Let's take control of our future
Newlyn skipper of the Crystal Sea (SH118), David Stevens, explains why the industry must take centre-stage in implementing the discard ban.
I have been fishing now for nearly 25 years and in all of that time, the decisions that really matter, on how we fish and by what amount we can catch have been controlled by people far away miles from the sea, who most of us have never met.
The decisions that are made in Brussels by the EU have had a huge impact on how we run our businesses. We are often left wondering how simple policies, have been made so complicated and bureaucratic, that once they are introduced to industry level, they just don't work.
I think that with the introduction of the discards ban, the bureaucrats have bitten off more than they can chew, and for once in their lives they are looking for someone else to come up with the answers.
This time it has to be the industry which leads the way, and I am sure that if we step up to the challenge, we can meet it. As long as the commission are prepared to rip up the rule book and afford us more flexibility to run our businesses as we know best, so we can deliver the clean fisheries we know we can achieve.
For the last two years our vessel has been involved with the catch quota scheme, each year the bar has been raised in what we are expected to deliver. This year we have been running a fully documented catch on 3 species.
Adjusting to what is in effect a discard ban trial on 3 species has not been easy, but we have found our way through and we have met the challenges that inevitably get thrown at fisherman, through the course of a year.
This year we were faced with a big problem, we had a huge influx of juvenile haddocks entering the stock. This on the face of it was a good sign as it proves that the stock is healthy and it will receive a huge recruitment year class. However as a fisherman working with the cameras and having to count every fish against our quota this was a problem.
I felt like tearing my hair out in the beginning, but the crew and my brother and I put our heads together and we came up with a plan.
We needed to filter the juvenile haddocks out of the net, and we knew that a square mesh panel in the stocking wouldn't be effective enough. So we took the decision to put the SQMP in the cod end of one of the nets, we are twin rigging, so the other net we left as a control.
At first we made the panel quite small, about 7 meshes across and 15 deep, just to see the impact. After the first haul we saw instant results with 50% less juveniles in our catch.
We found that we were still retaining more haddocks than we would of liked, we reckoned this was due to the panel not being big enough and that we needed to place it further down the cod end.
We ended up with a panel 10 meshes wide and about 30 deep it started 2 meshes up from the cod line, and nearly up to the choker rings.
This proved very effective, and we have been averaging around 90-95% reduction in haddock juveniles and it will filter them up to 38 cm in length, which is a size 4 market grade.
We are working 100mm double 4mm netting in our cod ends and we simply made a SQMP out of the same material and fitted it in place as we needed to.

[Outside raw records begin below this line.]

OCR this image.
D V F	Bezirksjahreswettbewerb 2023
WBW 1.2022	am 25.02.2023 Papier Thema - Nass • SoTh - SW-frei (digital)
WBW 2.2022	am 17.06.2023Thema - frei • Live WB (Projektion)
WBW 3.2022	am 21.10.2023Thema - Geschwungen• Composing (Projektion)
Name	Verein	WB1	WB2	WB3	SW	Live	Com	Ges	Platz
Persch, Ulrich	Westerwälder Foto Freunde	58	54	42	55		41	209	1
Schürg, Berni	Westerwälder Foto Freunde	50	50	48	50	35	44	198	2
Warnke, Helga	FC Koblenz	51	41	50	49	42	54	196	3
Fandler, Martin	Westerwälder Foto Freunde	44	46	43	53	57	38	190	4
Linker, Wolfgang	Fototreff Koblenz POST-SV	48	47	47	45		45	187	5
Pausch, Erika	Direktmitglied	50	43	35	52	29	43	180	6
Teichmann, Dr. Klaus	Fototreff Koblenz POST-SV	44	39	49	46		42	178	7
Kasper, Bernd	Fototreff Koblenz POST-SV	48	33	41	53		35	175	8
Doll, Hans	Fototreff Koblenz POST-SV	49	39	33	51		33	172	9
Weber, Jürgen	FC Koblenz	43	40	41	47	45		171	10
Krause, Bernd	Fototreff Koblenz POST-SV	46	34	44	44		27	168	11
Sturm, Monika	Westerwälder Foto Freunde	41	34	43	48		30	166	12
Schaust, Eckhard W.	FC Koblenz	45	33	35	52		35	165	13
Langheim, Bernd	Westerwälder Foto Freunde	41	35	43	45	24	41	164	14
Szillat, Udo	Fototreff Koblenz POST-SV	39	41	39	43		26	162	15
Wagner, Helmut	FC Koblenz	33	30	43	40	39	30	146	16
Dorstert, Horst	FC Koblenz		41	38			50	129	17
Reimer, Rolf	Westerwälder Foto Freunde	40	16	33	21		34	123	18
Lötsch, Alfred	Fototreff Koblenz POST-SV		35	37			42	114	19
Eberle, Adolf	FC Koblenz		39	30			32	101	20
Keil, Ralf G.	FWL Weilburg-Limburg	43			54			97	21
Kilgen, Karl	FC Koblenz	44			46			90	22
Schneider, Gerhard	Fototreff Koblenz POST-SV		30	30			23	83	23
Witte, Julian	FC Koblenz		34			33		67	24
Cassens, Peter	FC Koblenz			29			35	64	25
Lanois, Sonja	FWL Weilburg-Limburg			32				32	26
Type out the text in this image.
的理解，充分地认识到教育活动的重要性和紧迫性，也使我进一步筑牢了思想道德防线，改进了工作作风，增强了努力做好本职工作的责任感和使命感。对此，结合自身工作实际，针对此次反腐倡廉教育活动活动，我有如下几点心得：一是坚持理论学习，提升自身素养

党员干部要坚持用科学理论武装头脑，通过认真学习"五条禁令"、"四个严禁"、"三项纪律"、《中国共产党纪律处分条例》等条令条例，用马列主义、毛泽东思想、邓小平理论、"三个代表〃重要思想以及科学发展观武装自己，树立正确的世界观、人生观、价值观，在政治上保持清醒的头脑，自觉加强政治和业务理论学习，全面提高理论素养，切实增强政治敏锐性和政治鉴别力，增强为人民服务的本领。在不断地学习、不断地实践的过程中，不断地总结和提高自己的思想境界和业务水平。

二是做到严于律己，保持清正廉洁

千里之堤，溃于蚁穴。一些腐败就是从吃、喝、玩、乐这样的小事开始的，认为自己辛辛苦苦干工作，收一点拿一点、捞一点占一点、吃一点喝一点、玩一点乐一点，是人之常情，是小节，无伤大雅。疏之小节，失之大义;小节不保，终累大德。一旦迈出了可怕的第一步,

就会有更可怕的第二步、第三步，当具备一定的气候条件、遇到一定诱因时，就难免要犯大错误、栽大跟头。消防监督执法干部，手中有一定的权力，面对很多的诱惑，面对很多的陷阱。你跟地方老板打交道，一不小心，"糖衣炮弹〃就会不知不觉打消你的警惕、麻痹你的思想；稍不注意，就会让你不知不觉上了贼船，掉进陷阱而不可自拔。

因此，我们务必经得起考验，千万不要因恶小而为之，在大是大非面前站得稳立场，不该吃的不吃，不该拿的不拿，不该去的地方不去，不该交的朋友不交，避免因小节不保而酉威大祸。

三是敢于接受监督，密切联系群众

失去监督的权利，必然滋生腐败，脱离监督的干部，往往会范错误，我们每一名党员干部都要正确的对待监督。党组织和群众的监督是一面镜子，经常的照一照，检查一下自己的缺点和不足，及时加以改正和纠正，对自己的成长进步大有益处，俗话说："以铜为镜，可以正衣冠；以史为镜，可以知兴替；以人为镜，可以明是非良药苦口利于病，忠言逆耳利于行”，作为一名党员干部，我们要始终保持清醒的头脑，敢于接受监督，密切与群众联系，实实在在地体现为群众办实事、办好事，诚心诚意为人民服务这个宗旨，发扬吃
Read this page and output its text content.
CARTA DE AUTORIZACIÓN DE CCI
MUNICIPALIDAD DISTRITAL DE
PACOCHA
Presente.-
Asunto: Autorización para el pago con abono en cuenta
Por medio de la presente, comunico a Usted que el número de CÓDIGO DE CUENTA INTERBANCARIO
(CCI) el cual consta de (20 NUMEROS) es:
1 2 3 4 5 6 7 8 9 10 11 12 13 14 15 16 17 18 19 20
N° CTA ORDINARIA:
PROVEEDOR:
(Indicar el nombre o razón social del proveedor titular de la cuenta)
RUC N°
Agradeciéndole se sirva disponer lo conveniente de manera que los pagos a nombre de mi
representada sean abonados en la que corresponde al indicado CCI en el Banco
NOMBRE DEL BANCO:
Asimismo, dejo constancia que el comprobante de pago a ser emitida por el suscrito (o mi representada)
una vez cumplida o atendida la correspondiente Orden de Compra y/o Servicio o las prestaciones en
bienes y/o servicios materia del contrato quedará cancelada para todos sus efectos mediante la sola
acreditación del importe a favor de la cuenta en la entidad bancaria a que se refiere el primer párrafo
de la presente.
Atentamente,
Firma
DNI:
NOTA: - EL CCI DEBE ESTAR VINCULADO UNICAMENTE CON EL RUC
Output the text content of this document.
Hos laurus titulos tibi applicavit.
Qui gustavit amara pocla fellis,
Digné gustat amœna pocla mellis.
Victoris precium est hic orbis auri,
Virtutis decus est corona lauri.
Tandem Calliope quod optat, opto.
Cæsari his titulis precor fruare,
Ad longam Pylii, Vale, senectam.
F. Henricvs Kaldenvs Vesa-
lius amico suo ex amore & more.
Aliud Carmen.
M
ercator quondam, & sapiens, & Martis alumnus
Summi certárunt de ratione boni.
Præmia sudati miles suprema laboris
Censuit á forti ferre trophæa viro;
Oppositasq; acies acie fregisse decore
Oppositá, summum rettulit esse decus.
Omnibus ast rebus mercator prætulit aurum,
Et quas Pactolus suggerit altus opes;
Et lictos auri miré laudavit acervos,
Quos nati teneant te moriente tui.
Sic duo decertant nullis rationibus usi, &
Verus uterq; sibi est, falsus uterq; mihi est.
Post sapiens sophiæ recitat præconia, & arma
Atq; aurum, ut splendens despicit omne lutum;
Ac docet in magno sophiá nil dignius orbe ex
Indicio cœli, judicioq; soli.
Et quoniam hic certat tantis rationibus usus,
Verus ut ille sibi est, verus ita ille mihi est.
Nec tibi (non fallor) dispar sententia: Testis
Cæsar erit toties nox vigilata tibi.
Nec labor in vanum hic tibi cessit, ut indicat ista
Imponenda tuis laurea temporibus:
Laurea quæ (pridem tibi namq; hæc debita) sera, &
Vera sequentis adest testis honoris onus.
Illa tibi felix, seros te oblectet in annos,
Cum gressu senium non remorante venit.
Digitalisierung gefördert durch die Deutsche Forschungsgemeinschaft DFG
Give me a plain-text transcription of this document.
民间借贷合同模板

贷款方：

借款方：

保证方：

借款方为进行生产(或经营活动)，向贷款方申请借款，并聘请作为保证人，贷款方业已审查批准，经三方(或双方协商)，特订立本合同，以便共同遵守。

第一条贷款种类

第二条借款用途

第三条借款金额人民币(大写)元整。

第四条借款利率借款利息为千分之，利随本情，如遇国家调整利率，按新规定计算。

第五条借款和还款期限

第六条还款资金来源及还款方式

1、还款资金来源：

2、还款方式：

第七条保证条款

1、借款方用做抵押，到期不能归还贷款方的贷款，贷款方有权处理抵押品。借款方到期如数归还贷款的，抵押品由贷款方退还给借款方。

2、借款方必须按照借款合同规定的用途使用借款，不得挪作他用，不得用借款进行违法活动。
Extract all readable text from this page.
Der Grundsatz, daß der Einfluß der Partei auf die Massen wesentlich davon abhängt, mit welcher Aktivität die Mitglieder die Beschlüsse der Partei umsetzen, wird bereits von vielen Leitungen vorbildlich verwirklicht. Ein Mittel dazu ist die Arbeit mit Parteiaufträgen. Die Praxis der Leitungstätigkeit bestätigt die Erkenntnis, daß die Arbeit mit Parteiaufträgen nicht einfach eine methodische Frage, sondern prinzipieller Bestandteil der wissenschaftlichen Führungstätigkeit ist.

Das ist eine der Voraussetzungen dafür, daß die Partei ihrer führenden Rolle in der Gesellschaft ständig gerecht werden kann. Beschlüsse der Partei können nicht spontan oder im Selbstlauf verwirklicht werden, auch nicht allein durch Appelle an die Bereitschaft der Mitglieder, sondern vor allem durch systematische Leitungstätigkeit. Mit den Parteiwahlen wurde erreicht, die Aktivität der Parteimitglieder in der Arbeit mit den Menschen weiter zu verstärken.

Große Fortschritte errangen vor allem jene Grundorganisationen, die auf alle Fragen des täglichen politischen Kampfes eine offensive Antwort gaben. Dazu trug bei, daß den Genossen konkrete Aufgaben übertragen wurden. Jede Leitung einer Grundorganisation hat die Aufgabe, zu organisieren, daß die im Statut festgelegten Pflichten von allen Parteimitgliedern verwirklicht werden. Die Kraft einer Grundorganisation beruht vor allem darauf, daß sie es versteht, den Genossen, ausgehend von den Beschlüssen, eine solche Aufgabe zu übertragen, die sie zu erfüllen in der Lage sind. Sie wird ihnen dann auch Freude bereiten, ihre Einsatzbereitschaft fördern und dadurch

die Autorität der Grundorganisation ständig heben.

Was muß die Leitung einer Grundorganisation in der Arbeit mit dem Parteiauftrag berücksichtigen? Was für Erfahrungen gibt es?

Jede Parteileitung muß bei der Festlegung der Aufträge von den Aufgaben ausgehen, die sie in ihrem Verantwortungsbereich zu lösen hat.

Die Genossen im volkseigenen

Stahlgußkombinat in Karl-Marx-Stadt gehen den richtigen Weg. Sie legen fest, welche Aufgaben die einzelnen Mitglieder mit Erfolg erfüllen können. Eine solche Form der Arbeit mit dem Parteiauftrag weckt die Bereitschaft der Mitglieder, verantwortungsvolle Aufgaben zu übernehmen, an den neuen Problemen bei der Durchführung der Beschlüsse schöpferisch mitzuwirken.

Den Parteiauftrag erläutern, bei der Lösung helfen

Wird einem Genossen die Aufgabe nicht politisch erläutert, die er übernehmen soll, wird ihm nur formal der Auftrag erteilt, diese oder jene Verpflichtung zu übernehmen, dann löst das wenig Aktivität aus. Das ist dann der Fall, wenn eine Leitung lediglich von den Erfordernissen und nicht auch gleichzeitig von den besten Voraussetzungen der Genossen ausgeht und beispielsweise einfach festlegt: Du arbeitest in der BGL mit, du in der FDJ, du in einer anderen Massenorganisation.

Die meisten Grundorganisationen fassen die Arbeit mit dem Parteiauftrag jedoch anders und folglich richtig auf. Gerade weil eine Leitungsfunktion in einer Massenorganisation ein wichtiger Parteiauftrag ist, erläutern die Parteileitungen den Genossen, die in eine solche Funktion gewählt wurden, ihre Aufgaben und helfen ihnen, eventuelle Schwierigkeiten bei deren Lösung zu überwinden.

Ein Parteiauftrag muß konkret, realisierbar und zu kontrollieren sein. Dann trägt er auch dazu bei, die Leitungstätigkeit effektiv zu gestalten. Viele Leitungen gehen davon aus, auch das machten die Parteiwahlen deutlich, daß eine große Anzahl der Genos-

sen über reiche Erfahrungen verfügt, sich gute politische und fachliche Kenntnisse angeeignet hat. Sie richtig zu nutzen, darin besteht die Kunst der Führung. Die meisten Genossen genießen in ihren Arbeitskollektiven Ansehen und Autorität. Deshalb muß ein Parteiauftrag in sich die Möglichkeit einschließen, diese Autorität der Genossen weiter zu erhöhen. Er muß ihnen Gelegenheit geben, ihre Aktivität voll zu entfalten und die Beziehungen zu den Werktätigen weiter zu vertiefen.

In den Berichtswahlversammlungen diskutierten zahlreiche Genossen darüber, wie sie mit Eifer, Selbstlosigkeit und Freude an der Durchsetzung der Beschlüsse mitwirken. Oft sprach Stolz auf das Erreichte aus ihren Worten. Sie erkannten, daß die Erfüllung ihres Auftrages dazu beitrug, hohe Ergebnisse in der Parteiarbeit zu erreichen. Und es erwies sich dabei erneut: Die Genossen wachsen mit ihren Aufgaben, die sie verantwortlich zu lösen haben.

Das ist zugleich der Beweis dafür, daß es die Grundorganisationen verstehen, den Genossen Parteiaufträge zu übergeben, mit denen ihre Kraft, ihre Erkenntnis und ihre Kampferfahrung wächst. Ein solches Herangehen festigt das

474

When I said earlier about ripping up the rule books, this is a good example how the rules actually impinged on our ability to deliver effective measures to reduce discards. This set up is illegal, as we should have only 5 meshes in the salvage, as it is classed as a SQMP just like the regulatory one in the stocking, we have 10 meshes each side up to the slavage.
What we have learned most from this is that if we are given the flexibility to go about our work as we are faced with the challenges, then we can deliver on the top down policies.
We have been lucky that we have had support from the MMO who allowed us to run the two nets alongside to see the results and supplied the dispensation to be able to do this.
We also had CEFAS aboard on our last trip who have backed up the CQT data we have done. They also assessed the whole of the catch, and we have reduced all discards by a very large amount.
We also had an economic impact report done on the loss of other fish, which will be released soon, but it is minimal and for us in our fishery this seems to be an effective tool.
The discards ban as it stands now, poses the industry with a huge problem, from what we have seen so far being involved with CQT, the quota's needs to be more flexible, as do the technical rules.
Their is also a political problem with relative shares of differing member states causing a problem when you apply a discards ban to a mixed fishery. If you take area 7 where we fish for example, then the average UK share is just over 21% of the EU TAC, however on some species this is only 7-10%, and they just so happen to be our potential choke species.
Which is of no surprise to us fisherman but before any discard ban is introduced for these species then this has to be addressed.
What has been good, is that the agencies in the UK who are tasked with delivering this are working with the industry and are working well together. The MMO seem to well understand the problems that we face, and CEFAS are starting to realise that the way we manage stocks at present, will not work very well within a discards ban.
Our industry needs to take control of this situation, explain what we can achieve and what is stopping us from meeting the aims of the discards ban. Then we should guide the management side through the process of how to deliver a fully documented and clean fishery, through workable stock management and technical rules.
This will have to take the simple form of carrot and stick approach, greater compliance from a vessel should be rewarded with more flexibility, the problem we have is to ensure trust on both sides and from what I have seen cameras are the most effective tool to deliver this. This doesn't have to mean big brother at sea, one vessel from each metier could measure fleet activity as a whole quite effectively.
This needs to be done at a more regional level and allow us to implement what we need in our specific fisheries, one rule fits all, should be the only thing that is banned.